2024-03-24T16:23:13.924993+01:00 frasharedicinga1 mariadbd[20498]: 2024-03-24 16:23:12 0 [Warning] WSREP: last inactive check more than PT1.5S ago (PT2.9058S), skipping check
2024-03-24T16:23:22.524284+01:00 frasharedicinga1 mariadbd[20498]: 2024-03-24 16:23:16 0 [Warning] WSREP: last inactive check more than PT1.5S ago (PT4.28955S), skipping check
2024-03-24T16:23:35.856260+01:00 frasharedicinga1 mariadbd[20498]: 2024-03-24 16:23:19 0 [Note] WSREP: (04ee230b-b12e, ‘tcp://0.0.0.0:4567’) connection to peer 2a068694-a710 with addr tcp://172.27.0.151:4567 timed out, no messages seen in PT3S, socket stats: rtt: 14629 rttvar: 19806 rto: 216000 lost: 0 last_data_recv: 408 cwnd: 10 last_queued_since: 537654121 last_delivered_since: 3054167349 send_queue_length: 7 send_queue_bytes: 484 segment: 0 messages: 7
2024-03-24T16:23:41.907588+01:00 frasharedicinga1 kernel: [460817.795459] systemd-journal invoked oom-killer: gfp_mask=0x140cca(GFP_HIGHUSER_MOVABLE|__GFP_COMP), order=0, oom_score_adj=-250

soget_production · April 15, 2024, 6:46am

Hello, we encountered the same issue today. Any ideas ?

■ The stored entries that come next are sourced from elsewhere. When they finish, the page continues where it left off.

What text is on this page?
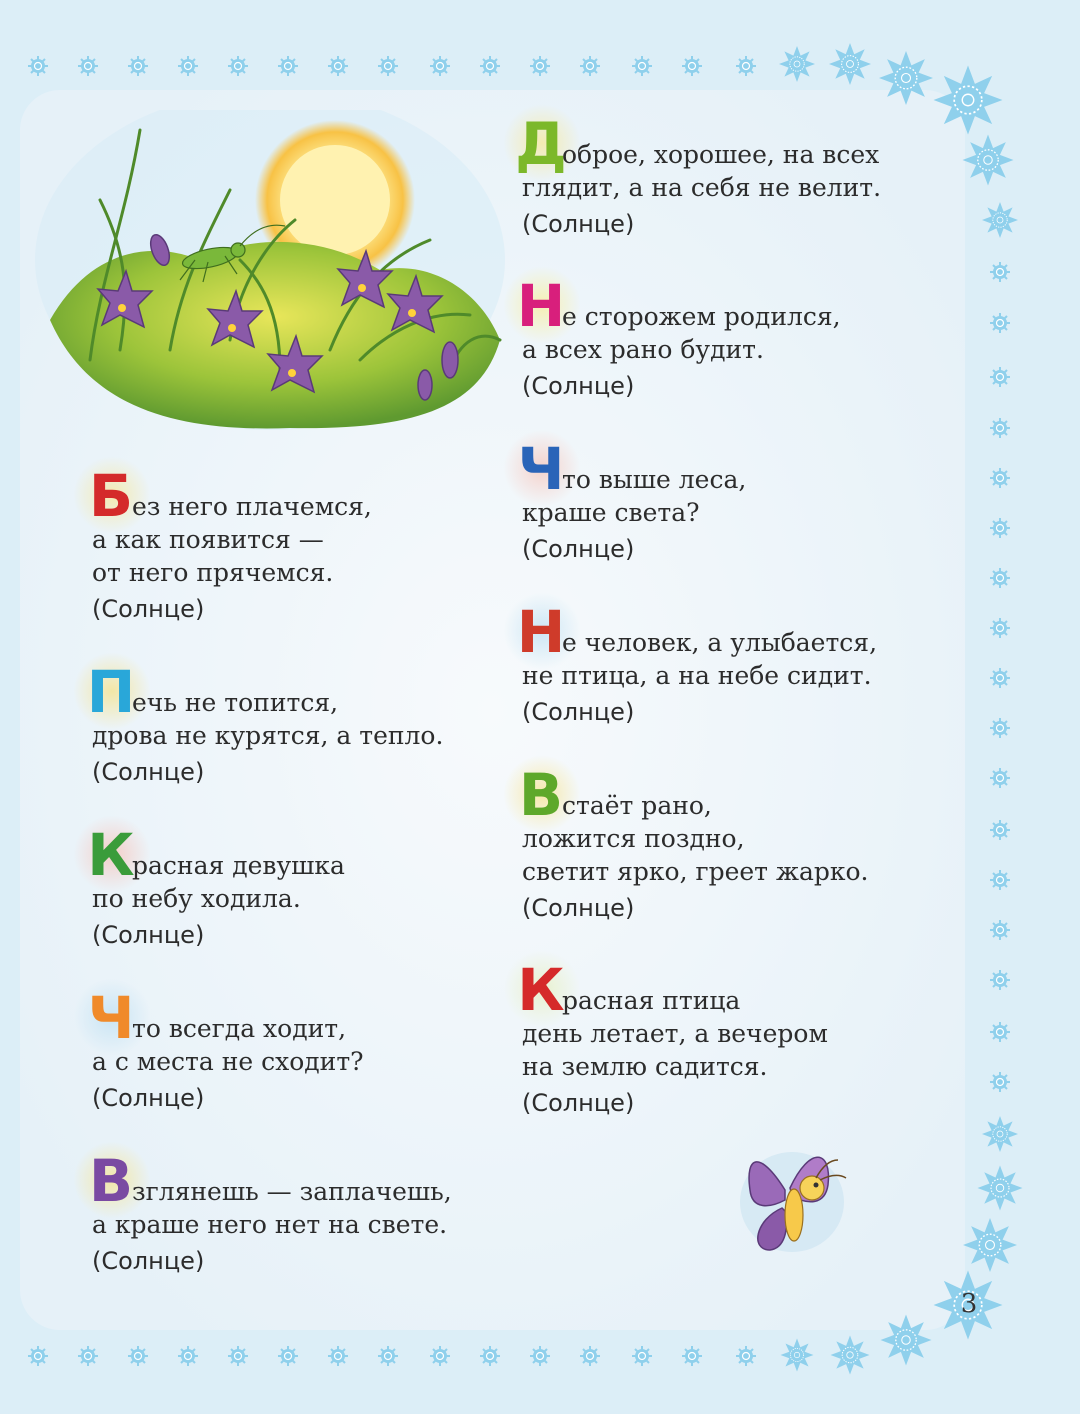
Б
ез него плачемся,
а как появится —
от него прячемся.
(Солнце)
П
ечь не топится,
дрова не курятся, а тепло.
(Солнце)
К
расная девушка
по небу ходила.
(Солнце)
Ч
то всегда ходит,
а с места не сходит?
(Солнце)
В
зглянешь — заплачешь,
а краше него нет на свете.
(Солнце)
Д
оброе, хорошее, на всех
глядит, а на себя не велит.
(Солнце)
Н
е сторожем родился,
а всех рано будит.
(Солнце)
Ч
то выше леса,
краше света?
(Солнце)
Н
е человек, а улыбается,
не птица, а на небе сидит.
(Солнце)
В
стаёт рано,
ложится поздно,
светит ярко, греет жарко.
(Солнце)
К
расная птица
день летает, а вечером
на землю садится.
(Солнце)
3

moreamazingnick · April 15, 2024, 7:02am

where is the third member of the galera cluster?

soget_production · April 15, 2024, 7:08am

Thank you for your answer.

Third member ? We only have two icinga master (see diagram).

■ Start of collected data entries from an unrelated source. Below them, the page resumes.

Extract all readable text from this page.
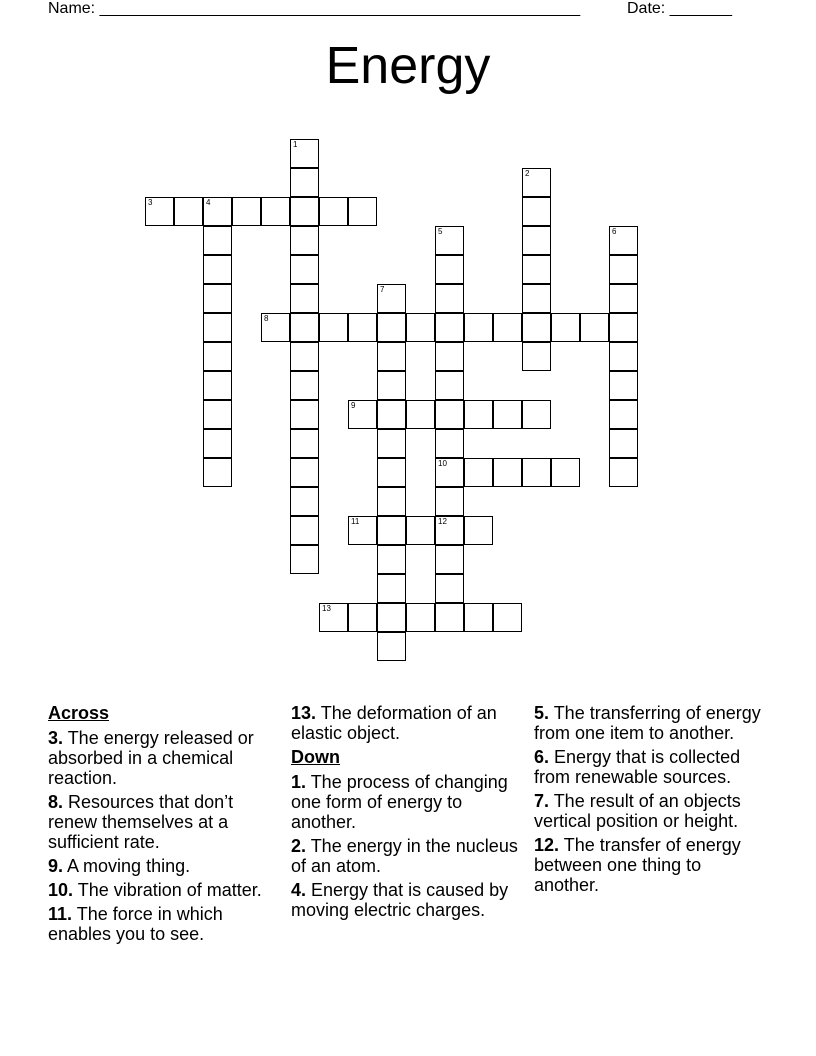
Name: ______________________________________________________	Date: _______
Energy
1
2
3	4
5
10
12
6
7
8
9
11
13
Across
3. The energy released or absorbed in a chemical reaction.
8. Resources that don’t renew themselves at a sufficient rate.
9. A moving thing.
10. The vibration of matter.
11. The force in which enables you to see.
13. The deformation of an elastic object.
Down
1. The process of changing one form of energy to another.
2. The energy in the nucleus of an atom.
4. Energy that is caused by moving electric charges.
5. The transferring of energy from one item to another.
6. Energy that is collected from renewable sources.
7. The result of an objects vertical position or height.
12. The transfer of energy between one thing to another.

moreamazingnick · April 15, 2024, 7:11am

Galera MySQL cluster with VIPs and HAProxy for IDO-Mysql and more

soget_production · April 15, 2024, 7:39am

We have already seen this tutorial, and it says that we can have two nodes in the cluster if they run on different HV :

Our Icinga has been fine for a few years. We just have more and more VMs to monitor, and maybe we are reaching its limit with this configuration? (1650 services for 134 hosts)

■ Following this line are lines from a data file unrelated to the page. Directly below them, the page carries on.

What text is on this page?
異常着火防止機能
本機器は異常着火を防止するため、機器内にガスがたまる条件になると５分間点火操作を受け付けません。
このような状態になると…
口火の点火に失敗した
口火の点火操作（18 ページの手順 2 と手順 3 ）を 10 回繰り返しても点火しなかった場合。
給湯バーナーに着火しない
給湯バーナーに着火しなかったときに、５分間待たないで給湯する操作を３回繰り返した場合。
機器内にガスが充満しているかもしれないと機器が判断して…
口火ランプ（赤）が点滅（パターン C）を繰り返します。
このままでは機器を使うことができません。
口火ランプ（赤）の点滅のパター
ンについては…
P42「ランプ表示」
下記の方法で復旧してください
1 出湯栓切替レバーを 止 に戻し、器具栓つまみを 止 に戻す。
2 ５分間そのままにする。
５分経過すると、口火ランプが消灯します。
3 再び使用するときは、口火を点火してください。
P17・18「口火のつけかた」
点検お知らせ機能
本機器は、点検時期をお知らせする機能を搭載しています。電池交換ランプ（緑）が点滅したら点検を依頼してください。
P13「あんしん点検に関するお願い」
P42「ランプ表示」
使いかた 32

apenning · April 15, 2024, 7:42am

Regardless of your database setup being more like a master-master than a cluster, the error might be related to Galera as there were some WSREP log messages in your earlier post:

2024-03-24T16:23:13.924993+01:00 frasharedicinga1 mariadbd[20498]: 2024-03-24 16:23:12 0 [Warning] WSREP: last inactive check more than PT1.5S ago (PT2.9058S), skipping check
2024-03-24T16:23:22.524284+01:00 frasharedicinga1 mariadbd[20498]: 2024-03-24 16:23:16 0 [Warning] WSREP: last inactive check more than PT1.5S ago (PT4.28955S), skipping check
2024-03-24T16:23:35.856260+01:00 frasharedicinga1 mariadbd[20498]: 2024-03-24 16:23:19 0 [Note] WSREP: (04ee230b-b12e, ‘tcp://0.0.0.0:4567’) connection to peer 2a068694-a710 with addr tcp://172.27.0.151:4567 timed out, no messages seen in PT3S, socket stats: rtt: 14629 rttvar: 19806 rto: 216000 lost: 0 last_data_recv: 408 cwnd: 10 last_queued_since: 537654121 last_delivered_since: 3054167349 send_queue_length: 7 send_queue_bytes: 484 segment: 0 messages: 7

Could you check your cluster’s health as it might be that there are issues, resulting in the icinga-director.service to crash.

Please be aware that a Galera Cluster cannot always be used as a direct drop in replacement for a MySQL. Take, for example, a look at wsrep_sync_wait.

moreamazingnick · April 15, 2024, 7:56am

also without the 3 third galera cluster member how does the cluster decide on a majority if the connection between the only 2 members fails?

You can also setup a garbd which will allow the cluster to still be operational and not causing readonly states and / or splitbrains

soget_production · April 15, 2024, 8:26am

@apenning , We are monitoring wsrep_cluster_size and wsrep_flow_control_paused . I will add some other checks as you mentioned to see if there is anything unusual

@moreamazingnick , It’s a good question. I’m not familiar with Galera at the moment, but we are using it solely to synchronize databases between Icinga master1 and Icinga master2. Some checks are on master1 and others are on master2 :

If one of our nodes is down, all checks fail over to the other node.